The episodes are also structurally weird until the back-half; they often begin with a fast-forward scene throwing us right into a random situation in the middle of the episode before rocking us back into a cringeworthy theme song (what has happened to PKMN’s themes? From the punk rock majesty of Indigo League to middle-school complexity lyrics and cookie-cutter pop) and then into the regular episode. It’s like the creators… have never watched a TV episode before, or the studios had to pull out every bizarre trick/gimmick they could think of to desperately hold on enough to save the animé [when the only real solution they needed to save time-and-money plus satisfy fans and increase audience engagement was to make it 10-20 even up to 50 episodes instead of 200). Sigh. Overall, The G4 Animé is not bad… but isn’t good either.
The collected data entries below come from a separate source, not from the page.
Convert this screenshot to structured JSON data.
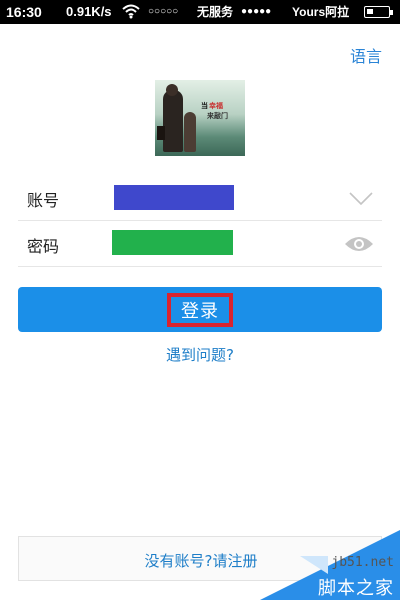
{
  "status_bar": {
    "time": "16:30",
    "net_speed": "0.91K/s",
    "wifi_icon": "wifi-icon",
    "signal_sim1": "○○○○○",
    "no_service": "无服务",
    "signal_sim2": "●●●●●",
    "carrier": "Yours阿拉",
    "battery_icon": "battery-icon"
  },
  "header": {
    "language_link": "语言"
  },
  "avatar": {
    "caption_1": "当",
    "caption_2": "幸福",
    "caption_3": "来敲门"
  },
  "form": {
    "account_label": "账号",
    "account_value": "",
    "account_dropdown_icon": "chevron-down-icon",
    "password_label": "密码",
    "password_value": "",
    "password_toggle_icon": "eye-icon",
    "account_field_color": "#3f48cc",
    "password_field_color": "#22b14c"
  },
  "actions": {
    "login_label": "登录",
    "login_color": "#1b8fe8",
    "highlight_color": "#d8232f",
    "help_link": "遇到问题?",
    "register_link": "没有账号?请注册"
  },
  "watermark": {
    "site": "jb51.net",
    "brand": "脚本之家"
  }
}
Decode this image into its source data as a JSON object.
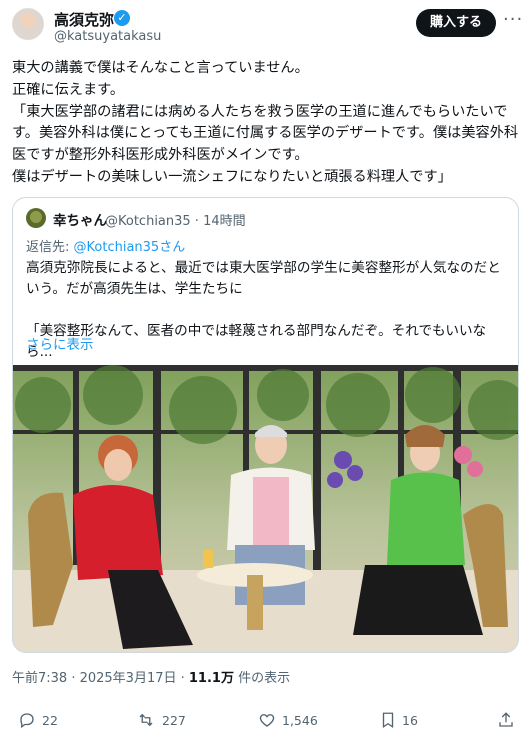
{
  "author": {
    "name": "高須克弥",
    "handle": "@katsuyatakasu",
    "verified_mark": "✓"
  },
  "buttons": {
    "buy": "購入する",
    "more": "···"
  },
  "tweet": {
    "text": "東大の講義で僕はそんなこと言っていません。\n正確に伝えます。\n「東大医学部の諸君には病める人たちを救う医学の王道に進んでもらいたいです。美容外科は僕にとっても王道に付属する医学のデザートです。僕は美容外科医ですが整形外科医形成外科医がメインです。\n僕はデザートの美味しい一流シェフになりたいと頑張る料理人です」"
  },
  "quote": {
    "name": "幸ちゃん",
    "handle_time": "@Kotchian35 · 14時間",
    "reply_prefix": "返信先:",
    "reply_to": "@Kotchian35さん",
    "text": "高須克弥院長によると、最近では東大医学部の学生に美容整形が人気なのだという。だが高須先生は、学生たちに\n\n「美容整形なんて、医者の中では軽蔑される部門なんだぞ。それでもいいなら...",
    "show_more": "さらに表示"
  },
  "meta": {
    "timestamp": "午前7:38 · 2025年3月17日 · ",
    "views": "11.1万",
    "views_suffix": " 件の表示"
  },
  "actions": {
    "replies": "22",
    "reposts": "227",
    "likes": "1,546",
    "bookmarks": "16"
  },
  "icons": [
    "verified-badge-icon",
    "more-icon",
    "reply-icon",
    "repost-icon",
    "like-icon",
    "bookmark-icon",
    "share-icon"
  ],
  "colors": {
    "accent": "#1d9bf0",
    "text": "#0f1419",
    "secondary": "#536471"
  }
}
The genius of its execution in legend arcs, synergism between gens and the animé/games with cameos from alpha-tier characters, & best PKMN protagonist of all-time in Dawn is equally counterbalanced by a TM Avalanche of flaws from vocal recast to skip-rate to length to structure to lazy ‘mon recycles.

A Closure-Full, Wildly-Unbalanced, Meta, Batsh*t-Crazy Conclusion Arc: The Sinnoh League

Photograph Courtesy Of: Nintendo, Gamefreak, & The Pokémon Company

Despite the vexing progressive deterioration, we’re at least happy the franchise at least survived the ’00’s crucible of waning popularity, and it ends very well with a nicely-executed Sinnoh League 10x heightening the syncopation with competitive battling mechanics/strategy, tying up loose ends like conquering Paul in what felt like a finale battle with epic closure in the character-driven Infernape arc, and Ash progressing far [finally! only losing to a ridiculously overpowered legendary cheat-code trainer Tobias (perhaps meant to poke fun at us in meta-gamer fashion by the fact we obviously use legends as soon as we catch them in the games and, obviously, they’re unfair against normal ‘mons or just as a plot device to make sure Ash loses so they can go to a new region and reset the animé for Unova, but still bizarre because he is the only trainer in the canon thus far (besides a brief glimpse of one in line at The Sinnoh League that has a Heatran) to privately wield not one… but TWO legendaries/mythicals in Darkrai and Latios (amongst a team the writers/directors of the animé later revealed was filled with all-legends for even more clear status as the strongest trainer in the entire pokéworld, yet is never seen again) Ash managed to both take down (the *only one to defeat Darkrai in the entire region of Sinnoh, including the championship so Ash was legitimately the best trainer in The Sinnoh League!*) to make us incredibly proud and respectful of how he handled impossible circumstances]. Oh, bonus points: all the feels when Piplup cries and the Sinnoh team splits up – plus a shocking development of Brock leaving the adventures to become a Dr., leaving a cliffhanger on what and who the fullly-new team around Ash will be. Maybe there will be a return to form (though we said that in Battle Frontier) in Gen. V. We’ll see.